Subscription to the initial public offering of Phnom Penh Autonomous Port (PPAP) opened yesterday. The capital’s port operator aims to raise $5.2 million by floating a 20 per cent stake on the Cambodian stock exchange in December, becoming the third company to list on the exchange. The Post’s Cam McGrath sat down with Han Kyung Tae, CEO of Yuanta Securities (Cambodia), the underwriter of the IPO, to discuss the valuation of the PPAP and its bookbuild results.
Were you satisfied with the turnout and results of PPAP’s bookbuild?
It went much better than we had expected and was a little over two times oversubscribed, so it was quite successful. Initially, we’d expected it was going to be foreign investors dominating the IPO, particularly because of this unfavourable market situation, but it turned out to be a perfect mix of local and foreign investors, about 40 per cent Cambodian investors and 60 per cent foreigners.
There were about 100 bids in the bookbuild, but most were small orders for one or two thousand dollars. Was this surprising?
That’s about what we expected. The large investors mainly participated in the strategic investor stage. We had four strategic investors, including Forte Insurance. Although their investment size is small, we included them as a strategic investor because this is the first local insurance company to participate in an IPO. It has a symbolic meaning for us.
What lessons were learned from the IPO of Phnom Penh Water Supply Authority (PPWSA) in 2012, which you were also the underwriter on, and how does PPAP’s valuation compare?
In terms of the initial share price for this IPO, we feel much more comfortable with it than we did with the first one. The offering price was extremely high for PPWSA – I have to admit this.

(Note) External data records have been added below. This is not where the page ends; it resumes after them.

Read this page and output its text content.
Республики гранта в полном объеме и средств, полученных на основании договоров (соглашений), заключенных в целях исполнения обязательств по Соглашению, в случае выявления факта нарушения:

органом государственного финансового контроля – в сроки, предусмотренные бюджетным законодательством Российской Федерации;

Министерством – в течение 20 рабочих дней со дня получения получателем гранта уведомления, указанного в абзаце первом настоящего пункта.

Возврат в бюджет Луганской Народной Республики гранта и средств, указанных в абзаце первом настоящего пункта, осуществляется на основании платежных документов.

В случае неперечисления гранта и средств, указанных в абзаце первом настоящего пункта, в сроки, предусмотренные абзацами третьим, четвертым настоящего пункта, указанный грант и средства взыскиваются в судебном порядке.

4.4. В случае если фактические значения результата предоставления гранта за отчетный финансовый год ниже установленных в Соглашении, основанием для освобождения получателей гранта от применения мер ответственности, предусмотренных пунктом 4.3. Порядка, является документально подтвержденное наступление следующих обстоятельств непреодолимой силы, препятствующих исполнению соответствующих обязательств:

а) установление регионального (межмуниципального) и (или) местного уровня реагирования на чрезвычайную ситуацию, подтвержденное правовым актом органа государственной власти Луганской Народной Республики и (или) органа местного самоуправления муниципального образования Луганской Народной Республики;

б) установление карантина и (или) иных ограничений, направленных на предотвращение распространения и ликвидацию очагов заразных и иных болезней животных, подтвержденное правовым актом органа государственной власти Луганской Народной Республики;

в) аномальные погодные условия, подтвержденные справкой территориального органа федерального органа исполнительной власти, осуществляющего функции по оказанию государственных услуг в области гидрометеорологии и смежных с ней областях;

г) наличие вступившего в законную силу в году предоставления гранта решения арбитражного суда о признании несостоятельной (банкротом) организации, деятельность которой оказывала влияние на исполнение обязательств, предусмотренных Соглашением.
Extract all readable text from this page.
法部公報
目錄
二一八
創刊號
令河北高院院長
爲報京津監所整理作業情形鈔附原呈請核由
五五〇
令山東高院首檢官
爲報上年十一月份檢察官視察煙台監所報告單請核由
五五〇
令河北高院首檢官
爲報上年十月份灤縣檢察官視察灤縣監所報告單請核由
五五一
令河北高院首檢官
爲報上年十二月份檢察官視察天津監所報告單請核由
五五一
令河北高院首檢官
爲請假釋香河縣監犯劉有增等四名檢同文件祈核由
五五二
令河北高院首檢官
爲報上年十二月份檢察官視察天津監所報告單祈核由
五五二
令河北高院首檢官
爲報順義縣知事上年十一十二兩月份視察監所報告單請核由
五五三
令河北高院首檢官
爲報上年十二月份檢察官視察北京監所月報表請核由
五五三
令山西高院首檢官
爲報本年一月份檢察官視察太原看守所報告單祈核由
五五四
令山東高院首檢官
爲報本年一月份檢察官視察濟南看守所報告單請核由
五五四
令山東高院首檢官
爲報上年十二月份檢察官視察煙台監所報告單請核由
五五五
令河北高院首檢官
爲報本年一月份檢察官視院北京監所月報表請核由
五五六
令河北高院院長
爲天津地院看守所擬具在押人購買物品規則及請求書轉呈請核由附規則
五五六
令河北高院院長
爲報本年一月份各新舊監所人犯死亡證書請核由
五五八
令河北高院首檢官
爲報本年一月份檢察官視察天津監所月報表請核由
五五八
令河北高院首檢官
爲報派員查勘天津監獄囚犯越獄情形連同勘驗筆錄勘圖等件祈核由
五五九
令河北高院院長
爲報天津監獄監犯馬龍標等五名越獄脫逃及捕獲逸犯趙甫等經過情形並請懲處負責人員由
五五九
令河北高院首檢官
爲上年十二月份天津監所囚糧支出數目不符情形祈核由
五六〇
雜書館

But for PPAP if you look at the financial statements you will see its PE multiple is a little over 12 times, which is much lower than PPWSA’s was, which was over 16 times.
And also if you look at the prospectus of PPAP, its net income projection for 2015 is about 40 per cent higher than in 2014. So investors will find early next year the stock price will look much cheaper compared to its earnings.
Despite a better valuation and good turnout, the bookbuild resulted in a share price set at 5,120 riel, slightly less than the mid-point of the 4,404 riel to 6,320 riel price range offered. Was this a natural price?
There is a clear regulation on how to determine the offering price in the bookbuilding, and this price was based on this regulation. The price was determined by a weighted-average approach, which is calculated from the total offering bid price and bid amount. There’s no influence and no pressure, it was a very natural price determined by the bookbuilding and guidelines.
Given the market’s poor track record, do you feel there is pressure for this IPO to succeed?
Investors have expressed a lot of concern about the price performance in the post-IPO secondary market of the first two listed companies. We understand the investors’ disappointment and complaints, as does the government. PPAP is a state-owned company and there’s an understanding among the shareholders and issuers, as well as government authorities, that we want to make sure this IPO is successful. And at the same time, we want to make this IPO a good example for subsequent IPOs.
What led to the decision to offer private investors a guaranteed 5 per cent dividend on the initial share price?
When we went out to talk to investors and test the waters for this IPO we realised it was really serious. Their responses were discouragingly negative. So we worked with our head office on how we could make this financial product sellable and more attractive, and that’s when we came up with this guaranteed dividend.
After all, we are asking investors to participate in an illiquid market, which requires much more time for investors to exit compared to more liquid markets. So we need to provide a type of compensation for participating in this difficult market, which is why we decided to structure this deal into a combination of common stock and preferred stock with a guaranteed dividend.
One of the most difficult parts of this process was to convince the government to give up their right to this guaranteed dividend. It only applies to the 20 per cent stake offered, so the majority shareholder who owns 80 per cent of the company will not receive this guaranteed dividend.
Wouldn’t the obligation of this guaranteed dividend put pressure on the company’s cash flow?
PPAP’s market cap is around $25 million and the offering amount is around $5 million, so a 5 per cent guaranteed dividend of this $5 million is going to be less than $300,000. This company’s net profits are around $3 million a year, so $300,000 paid in cash to public shareholders is not going to be big burden for them cash-flow wise if they can successfully raise the funds through this IPO.
This interview has been edited for length and clarity.